Soyons parfaitement honnêtes, lorsque nous avons commencé à examiner ce texte en séance, un certain nombre d'entre nous n'étaient pas au courant de cette situation ridicule : à condition d'être marié sous le régime de la communauté des biens, un homme qui tue sa femme peut ensuite en hériter. Tout le monde a été choqué de découvrir que rien dans notre droit n'empêchait cette situation aberrante.
Je vous remercie, madame la rapporteure, ainsi que M. Ott, qui n'a pu défendre ce texte pour des raisons médicales. Il fallait corriger cette aberration juridique ; nous voterons en faveur de ce texte.
Néanmoins, nous abordons la question des violences conjugales par le petit bout de la lorgnette. En 2023, 134 féminicides ont été commis, parmi lesquels une centaine étaient des féminicides conjugaux. L'objectif de la représentation nationale doit être d'empêcher que ce type de meurtre soit commis. Pour lutter contre les féminicides, les associations féministes demandent 3 milliards d'euros à l'État. Il y a quelques années, elles demandaient 1 milliard d'euros ; cependant, comme rien n'a été fait – du moins les actions menées sont-elles insuffisantes –, elles réclament désormais 3 milliards pour mener des actions de prévention. Cette somme correspond peu ou prou au coût des violences conjugales pour la société – qui inclut notamment le coût de la prise en charge médicale des femmes victimes –, estimé à 3,6 milliards d'euros.
Étant donné que le texte s'intitule « proposition de loi visant à assurer une justice patrimoniale au sein de la famille », j'en profite pour parler de justice patrimoniale au sein de la société – l'occasion est trop belle. Dans notre pays, 50 % des personnes les plus riches détiennent 92 % du patrimoine national, alors que 50 % des personnes les plus pauvres en détiennent seulement 8 %.
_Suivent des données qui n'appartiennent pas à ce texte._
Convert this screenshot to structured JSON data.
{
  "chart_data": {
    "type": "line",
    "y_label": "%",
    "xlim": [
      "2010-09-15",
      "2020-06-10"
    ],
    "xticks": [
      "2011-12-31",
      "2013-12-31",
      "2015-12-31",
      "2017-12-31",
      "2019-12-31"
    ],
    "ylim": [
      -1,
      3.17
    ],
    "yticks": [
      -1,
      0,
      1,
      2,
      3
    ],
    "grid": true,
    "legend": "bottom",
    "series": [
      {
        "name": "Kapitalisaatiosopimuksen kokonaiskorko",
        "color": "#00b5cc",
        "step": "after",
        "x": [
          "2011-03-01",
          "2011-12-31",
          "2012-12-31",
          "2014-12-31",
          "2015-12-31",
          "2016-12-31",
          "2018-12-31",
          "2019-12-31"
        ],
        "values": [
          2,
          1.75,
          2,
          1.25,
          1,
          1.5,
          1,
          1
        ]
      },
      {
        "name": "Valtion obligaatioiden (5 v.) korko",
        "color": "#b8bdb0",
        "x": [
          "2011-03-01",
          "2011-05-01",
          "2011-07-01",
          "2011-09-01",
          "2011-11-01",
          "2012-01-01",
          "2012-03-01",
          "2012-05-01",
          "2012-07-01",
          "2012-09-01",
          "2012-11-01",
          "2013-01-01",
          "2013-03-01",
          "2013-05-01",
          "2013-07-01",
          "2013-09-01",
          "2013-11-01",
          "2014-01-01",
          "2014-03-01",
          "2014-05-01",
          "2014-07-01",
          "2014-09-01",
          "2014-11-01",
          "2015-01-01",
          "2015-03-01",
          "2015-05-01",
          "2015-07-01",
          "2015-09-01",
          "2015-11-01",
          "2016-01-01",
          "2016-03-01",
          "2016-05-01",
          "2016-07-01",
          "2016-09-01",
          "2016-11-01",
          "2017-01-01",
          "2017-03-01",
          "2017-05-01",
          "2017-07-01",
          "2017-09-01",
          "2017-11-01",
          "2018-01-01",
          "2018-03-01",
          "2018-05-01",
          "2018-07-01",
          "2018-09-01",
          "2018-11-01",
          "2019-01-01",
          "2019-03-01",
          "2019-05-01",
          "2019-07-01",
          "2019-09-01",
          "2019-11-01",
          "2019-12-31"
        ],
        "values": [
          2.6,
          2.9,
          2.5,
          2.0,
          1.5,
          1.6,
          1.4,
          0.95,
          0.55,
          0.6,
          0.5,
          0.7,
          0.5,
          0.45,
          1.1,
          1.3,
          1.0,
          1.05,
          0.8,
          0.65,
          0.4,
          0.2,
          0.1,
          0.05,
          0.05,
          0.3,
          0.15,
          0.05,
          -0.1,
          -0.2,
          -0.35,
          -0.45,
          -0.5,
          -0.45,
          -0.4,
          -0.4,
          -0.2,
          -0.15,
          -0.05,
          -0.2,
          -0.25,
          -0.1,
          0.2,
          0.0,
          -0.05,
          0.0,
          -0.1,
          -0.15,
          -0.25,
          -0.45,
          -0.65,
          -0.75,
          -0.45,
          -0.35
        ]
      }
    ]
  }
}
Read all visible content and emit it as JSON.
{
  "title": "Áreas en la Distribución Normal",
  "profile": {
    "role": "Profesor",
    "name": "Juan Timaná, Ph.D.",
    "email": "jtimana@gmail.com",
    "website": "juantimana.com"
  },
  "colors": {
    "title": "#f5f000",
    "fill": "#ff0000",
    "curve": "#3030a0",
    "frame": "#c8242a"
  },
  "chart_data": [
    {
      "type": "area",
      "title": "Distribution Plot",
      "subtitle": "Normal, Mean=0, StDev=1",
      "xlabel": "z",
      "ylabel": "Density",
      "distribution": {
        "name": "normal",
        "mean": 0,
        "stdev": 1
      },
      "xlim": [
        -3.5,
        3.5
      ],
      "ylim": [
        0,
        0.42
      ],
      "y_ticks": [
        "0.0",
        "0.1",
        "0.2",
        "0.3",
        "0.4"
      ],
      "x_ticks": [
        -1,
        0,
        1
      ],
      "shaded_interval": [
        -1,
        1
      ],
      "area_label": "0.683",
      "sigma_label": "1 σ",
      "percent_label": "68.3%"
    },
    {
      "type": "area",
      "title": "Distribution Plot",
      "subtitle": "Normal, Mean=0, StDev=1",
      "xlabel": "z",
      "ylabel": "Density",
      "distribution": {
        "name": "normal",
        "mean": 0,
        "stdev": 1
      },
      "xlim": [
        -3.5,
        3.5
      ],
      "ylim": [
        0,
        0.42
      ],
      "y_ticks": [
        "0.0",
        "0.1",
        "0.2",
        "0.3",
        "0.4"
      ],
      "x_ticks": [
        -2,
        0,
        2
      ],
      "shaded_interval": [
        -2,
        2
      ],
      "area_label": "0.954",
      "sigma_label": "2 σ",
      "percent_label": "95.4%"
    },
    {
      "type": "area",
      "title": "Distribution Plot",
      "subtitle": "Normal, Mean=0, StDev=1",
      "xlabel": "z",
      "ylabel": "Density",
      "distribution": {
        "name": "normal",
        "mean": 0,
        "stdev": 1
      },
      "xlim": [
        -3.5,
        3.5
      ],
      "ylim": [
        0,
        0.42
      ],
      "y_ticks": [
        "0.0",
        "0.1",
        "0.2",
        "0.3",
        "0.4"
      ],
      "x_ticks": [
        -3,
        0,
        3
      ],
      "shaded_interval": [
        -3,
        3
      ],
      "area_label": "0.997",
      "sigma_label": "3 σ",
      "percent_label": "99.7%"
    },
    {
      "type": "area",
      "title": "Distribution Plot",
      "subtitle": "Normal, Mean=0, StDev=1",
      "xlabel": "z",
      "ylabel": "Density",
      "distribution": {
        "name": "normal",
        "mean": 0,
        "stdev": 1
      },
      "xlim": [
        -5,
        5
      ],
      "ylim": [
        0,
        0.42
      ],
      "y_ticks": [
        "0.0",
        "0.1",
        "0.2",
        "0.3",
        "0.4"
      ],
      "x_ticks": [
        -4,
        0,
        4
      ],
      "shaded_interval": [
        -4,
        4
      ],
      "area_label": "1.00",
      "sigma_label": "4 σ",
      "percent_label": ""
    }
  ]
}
La question du patrimoine porte atteinte au principe d'égalité qui, dans la République française, s'impose en droit et dans le cadre de notre capacité à légiférer. Une personne est égale à une voix. Le jour du vote, dans l'isoloir, le vote de la personne la plus pauvre de France vaut celui de M. Bernard Arnault.
La question du patrimoine soulève aussi celle de l'égalité sociale ; si nous voulons envisager une justice patrimoniale réelle, nous devons y répondre. Le patrimoine des 1 % les plus riches est supérieur à 2,24 millions d'euros, tandis que celui des 10 % les plus pauvres est inférieur à 3 000 euros. On constate l'immense fossé qui existe entre les plus riches et les plus pauvres. Cette différence se traduit, par exemple, en matière d'accès au logement, puisque 50 % des logements mis en location dans le parc privé sont détenus par 3,5 % des propriétaires.
Voilà les questions de justice patrimoniale auxquelles nous devrons répondre un jour si nous voulons que la promesse républicaine prenne en considération la question du capital.
Pour atteindre cet objectif, nous proposons une solution qui risque de vous faire bondir : le plafonnement de l'héritage à 12 millions d'euros – qui est une belle somme pour commencer dans la vie. Il ne concernerait que 0,1 % de la population française. Corriger cette injustice patrimoniale, pour reprendre les termes de la proposition de loi, serait l'un des objectifs d'une République achevée, la République sociale.